When the call from the substitute teacher calling service came Sunday afternoon, Conger was up to his agate in rockhound club poetry judging and having a decent afternoon. From habit alone, he almost heaved a sigh of regret and explained he had a deadline to meet or that a part-time employer asked him to come in Monday. (He’s being henpecked through semi-abject poverty by part time nice people, and if you don’t believe it, look at his teeth. Another subject; he’ll spare you for now.). Truth was, Conger needed to get back into substitute teaching. He had taken the workshop last September, thoroughly enjoys his interacting with what he calls “21st Century Yoot” and when the caller said it would be just half a day for a Special Education class at Washington Middle School, that cinched the deal. A former girlfriend who had nurtured him generously through his 21st birthday had been a Special Education teacher at Washington, later at Rochester, and meeting her students — during visits to her classrooms —  in the personna of  “poet and songwriter” a few times had imprinted on his young mind a cherished appreciation for young people giving life their best under sub-nominal circumstance and dedicated teachers and administrators who help them along. Conger would never decline a call to teach Special Ed when he was not committed to something else.

The frost on the windshield was an unhappy surprise. He fears being late more than he fears arriving at school with his zipper open, so having to scrape thick frost from glass was a fast drag. He’d count on an extremely wounded car heater — which really doesn’t begin to generate heat until it’s 70 degrees outside — to clear what he missed as he drove. Five seconds after he backed out and pointed west on his home street, he groped for a part of the curb where no neighbors’ cars were parked. He was not half done.

He grabbed a green wool flannel blanket to clear what appeared a unique “sub frost,” that from the inside appeared like fog, off the front. He keeps that blanket mostly to cover things that matter in the front seat when running into the pharmacy for a fast package of Cheetos or the like. It was invaluable for the windshield. By the time he turned east from Pasfield onto Lawrence three minutes later and faced the sun again, it was clear (so to speak) he couldn’t stay on that busy street.

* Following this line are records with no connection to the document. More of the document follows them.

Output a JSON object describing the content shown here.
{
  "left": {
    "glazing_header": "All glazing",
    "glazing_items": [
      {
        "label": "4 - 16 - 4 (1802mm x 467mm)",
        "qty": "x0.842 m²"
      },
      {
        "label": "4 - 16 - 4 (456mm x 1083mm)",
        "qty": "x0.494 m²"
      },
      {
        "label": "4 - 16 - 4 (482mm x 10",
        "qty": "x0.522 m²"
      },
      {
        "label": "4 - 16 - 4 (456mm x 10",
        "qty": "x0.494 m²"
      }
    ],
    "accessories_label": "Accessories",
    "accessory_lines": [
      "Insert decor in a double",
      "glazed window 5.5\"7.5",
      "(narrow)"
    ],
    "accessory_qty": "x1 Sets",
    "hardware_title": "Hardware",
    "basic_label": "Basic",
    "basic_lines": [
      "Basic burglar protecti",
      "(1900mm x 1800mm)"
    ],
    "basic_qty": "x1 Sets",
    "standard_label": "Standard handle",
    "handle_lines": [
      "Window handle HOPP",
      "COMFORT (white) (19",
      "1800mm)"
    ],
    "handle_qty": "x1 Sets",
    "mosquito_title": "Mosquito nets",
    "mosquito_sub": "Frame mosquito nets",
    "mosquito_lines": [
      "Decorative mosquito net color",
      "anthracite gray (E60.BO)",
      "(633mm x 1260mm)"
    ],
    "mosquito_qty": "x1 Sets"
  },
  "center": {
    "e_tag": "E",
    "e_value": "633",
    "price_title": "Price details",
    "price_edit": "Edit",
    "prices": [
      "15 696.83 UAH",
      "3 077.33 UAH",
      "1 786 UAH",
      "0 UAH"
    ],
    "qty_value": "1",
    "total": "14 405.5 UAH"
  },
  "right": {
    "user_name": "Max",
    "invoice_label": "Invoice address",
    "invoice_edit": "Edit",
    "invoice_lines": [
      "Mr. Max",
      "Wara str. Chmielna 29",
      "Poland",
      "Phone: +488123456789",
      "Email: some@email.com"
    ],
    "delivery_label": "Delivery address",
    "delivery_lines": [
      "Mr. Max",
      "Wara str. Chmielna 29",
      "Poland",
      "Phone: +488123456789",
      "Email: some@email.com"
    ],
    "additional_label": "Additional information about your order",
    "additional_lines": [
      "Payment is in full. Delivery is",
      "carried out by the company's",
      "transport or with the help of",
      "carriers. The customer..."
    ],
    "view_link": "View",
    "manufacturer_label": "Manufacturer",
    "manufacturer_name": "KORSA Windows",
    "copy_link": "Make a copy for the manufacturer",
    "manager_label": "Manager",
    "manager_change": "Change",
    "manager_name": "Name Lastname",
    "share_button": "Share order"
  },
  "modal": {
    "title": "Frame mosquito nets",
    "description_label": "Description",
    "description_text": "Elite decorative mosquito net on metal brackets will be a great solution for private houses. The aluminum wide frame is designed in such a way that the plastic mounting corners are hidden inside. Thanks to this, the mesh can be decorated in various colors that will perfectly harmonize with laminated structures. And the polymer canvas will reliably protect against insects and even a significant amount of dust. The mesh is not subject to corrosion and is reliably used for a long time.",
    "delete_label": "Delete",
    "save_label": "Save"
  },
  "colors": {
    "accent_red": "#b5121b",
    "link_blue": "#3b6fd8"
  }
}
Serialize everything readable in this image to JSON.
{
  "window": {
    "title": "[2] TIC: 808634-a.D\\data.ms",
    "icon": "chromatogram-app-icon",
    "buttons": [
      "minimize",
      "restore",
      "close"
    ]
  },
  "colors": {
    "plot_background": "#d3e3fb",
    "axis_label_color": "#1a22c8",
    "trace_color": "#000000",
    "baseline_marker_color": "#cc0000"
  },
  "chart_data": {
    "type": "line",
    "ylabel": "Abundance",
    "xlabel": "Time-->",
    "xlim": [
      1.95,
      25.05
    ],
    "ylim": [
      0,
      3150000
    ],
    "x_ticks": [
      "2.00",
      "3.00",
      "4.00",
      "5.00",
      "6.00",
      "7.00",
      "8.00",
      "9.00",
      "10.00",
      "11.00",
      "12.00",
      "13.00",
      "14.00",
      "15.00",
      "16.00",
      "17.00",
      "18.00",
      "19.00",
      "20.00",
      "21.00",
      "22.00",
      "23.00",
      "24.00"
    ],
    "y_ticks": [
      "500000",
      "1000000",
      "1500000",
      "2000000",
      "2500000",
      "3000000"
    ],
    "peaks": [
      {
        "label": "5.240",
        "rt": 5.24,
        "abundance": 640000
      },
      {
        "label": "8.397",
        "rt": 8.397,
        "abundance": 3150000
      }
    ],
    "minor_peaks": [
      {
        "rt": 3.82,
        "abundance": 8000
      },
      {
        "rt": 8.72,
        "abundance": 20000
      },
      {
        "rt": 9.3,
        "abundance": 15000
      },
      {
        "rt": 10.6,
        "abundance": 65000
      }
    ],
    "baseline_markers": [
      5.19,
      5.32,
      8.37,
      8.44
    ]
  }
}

The first signs of true clear, helped by the two degree temperatutre differentual from the windshield defogger breeze, had begun to appear as he turned east, but he was being passed during that first tentative block the way people pass 92-year old grandmothers driving ’64 Buick Centuries on the Indianapolis Beltway.  He felt if he just gave the defogger a few more minutes he could survive the dash across town into the the sun and self-actualization at Washington Middle.

And so it came to be. The early going was one-way eastbound, so he picked his lane and stayed there. Traffic was not the problem as long has he stayed stable in the lane. And by the time he came out smiling after an enjoyable morning at one of his favorite schools, the last vestige of semi-obliteration had gone away. It would be a clear and cozy-warm drive home.

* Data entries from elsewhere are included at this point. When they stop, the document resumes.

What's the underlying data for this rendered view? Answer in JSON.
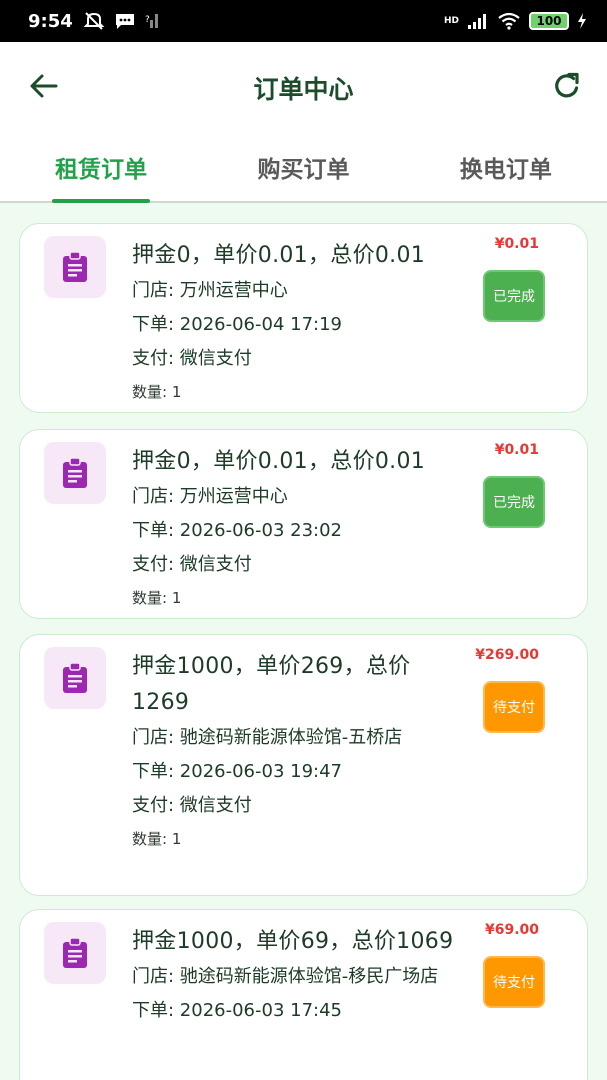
{
  "status_bar": {
    "time": "9:54",
    "icons": [
      "mute-icon",
      "message-icon",
      "no-sim-icon"
    ],
    "network": "HD",
    "battery": "100"
  },
  "header": {
    "title": "订单中心",
    "back_icon": "arrow-left-icon",
    "refresh_icon": "refresh-icon"
  },
  "tabs": [
    {
      "label": "租赁订单",
      "active": true
    },
    {
      "label": "购买订单",
      "active": false
    },
    {
      "label": "换电订单",
      "active": false
    }
  ],
  "colors": {
    "primary_green": "#22a04a",
    "price_red": "#e53935",
    "done_green": "#4caf50",
    "pending_orange": "#ff9800",
    "background": "#effbf0",
    "icon_purple": "#9c27b0"
  },
  "orders": [
    {
      "title": "押金0，单价0.01，总价0.01",
      "store": "门店: 万州运营中心",
      "placed": "下单: 2026-06-04 17:19",
      "payment": "支付: 微信支付",
      "qty": "数量: 1",
      "price": "¥0.01",
      "status": "已完成"
    },
    {
      "title": "押金0，单价0.01，总价0.01",
      "store": "门店: 万州运营中心",
      "placed": "下单: 2026-06-03 23:02",
      "payment": "支付: 微信支付",
      "qty": "数量: 1",
      "price": "¥0.01",
      "status": "已完成"
    },
    {
      "title": "押金1000，单价269，总价1269",
      "store": "门店: 驰途码新能源体验馆-五桥店",
      "placed": "下单: 2026-06-03 19:47",
      "payment": "支付: 微信支付",
      "qty": "数量: 1",
      "price": "¥269.00",
      "status": "待支付"
    },
    {
      "title": "押金1000，单价69，总价1069",
      "store": "门店: 驰途码新能源体验馆-移民广场店",
      "placed": "下单: 2026-06-03 17:45",
      "payment": "",
      "qty": "",
      "price": "¥69.00",
      "status": "待支付"
    }
  ]
}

The morning inside was a delight. Most of the seventh grade students were participating in a field trip to Lincoln Land Community College. And first period was prep time. NERTS! Conger had forgotten to bring a project for slow time — as in prep and lunch — so he read poetry from literature texts on a shelf. Conger noted that in Book 1, information about how to have a poetry reading, and how to participate in one, were in the “Resources Appendix” at the end of the large volume, which included some excellent poems by Emily Dickenson, Robert Frost, Langston Hughes and some more contemporary writers. Conger was disappointed that the short bio of Hughes mentioned the fact hat one of the founders of the Harlem Renaissance had been a waiter in Washington, DC but did NOT say Vachel Lindsay helped put Highes on the literary MAP at a time when black poets weren’t getting a lot of attention. Book 2 (Conger guessed for 8th grade) included poetry reading info — essentially the same as encountered in Book 1) in the poetry chapter (YES!) and by some newer poets including T.S. Eliot, Robert Service, Pablo Neruda and Ogden Nash. THERE WERE NO VACHEL LINDSAY poems in either book! Those people! (steam)  In second hour Conger was delighted to hear one of his students laugh out loud when she read Nash’s short poem entitled Ducks. There were four Nash poems on the page, and he read them all aloud to the class to their clear pleasure. It was a good morning.

One made even better by a chance encounter with District 186 School Superintendent Dr. Walter Milton, whom Conger had met and met with soon after the man’s arrival in this town in 2007. As Conger stood outside the classroom door, he noticed a well-dressed gent who recognized Conger (“Job, is that you?”) before Conger recognized him. Conger even introduced him to his students before Conger explained his ongoing desire to be more than a substitute teacher in District 186. He had met with Milton and an administrative aid i8n early 2008 but nothing panned out. It would be different this time, perhaps. At any rate, the good superintendent asked him to call his office and set up a meeting for next week. This, Conger shall do.

The rest of the day was a breeze. Conger drove home with a beautiful windshield, had lunch, worked a little more on the poetry contest and then began putting together some thoughts for his presentation at Taylorville Public Library in mid April. He had started the real focus on this during prep time at Washington Middle, so seriously he actually printed instead of writing long hand. This is the best way to ensure that a few hours later he could recognize the words. The organizers want him to share some Conger, some Vachel and to bring his guitar.

One terrific aspect of substitute teaching is that he can talk about poetry without people squirming in obvious discomfort. What better place to think poetry, to plan poetry and to learn poetry than at school, sans distractions of phone and matters aeronautical (major distraction in Casa de Ramblemouth)? He can engage the craft and expand his own froggy mind reading what’s in textbooks. No audience in a public library will desire more than what they can understand at first listen. That’s not a bad thing.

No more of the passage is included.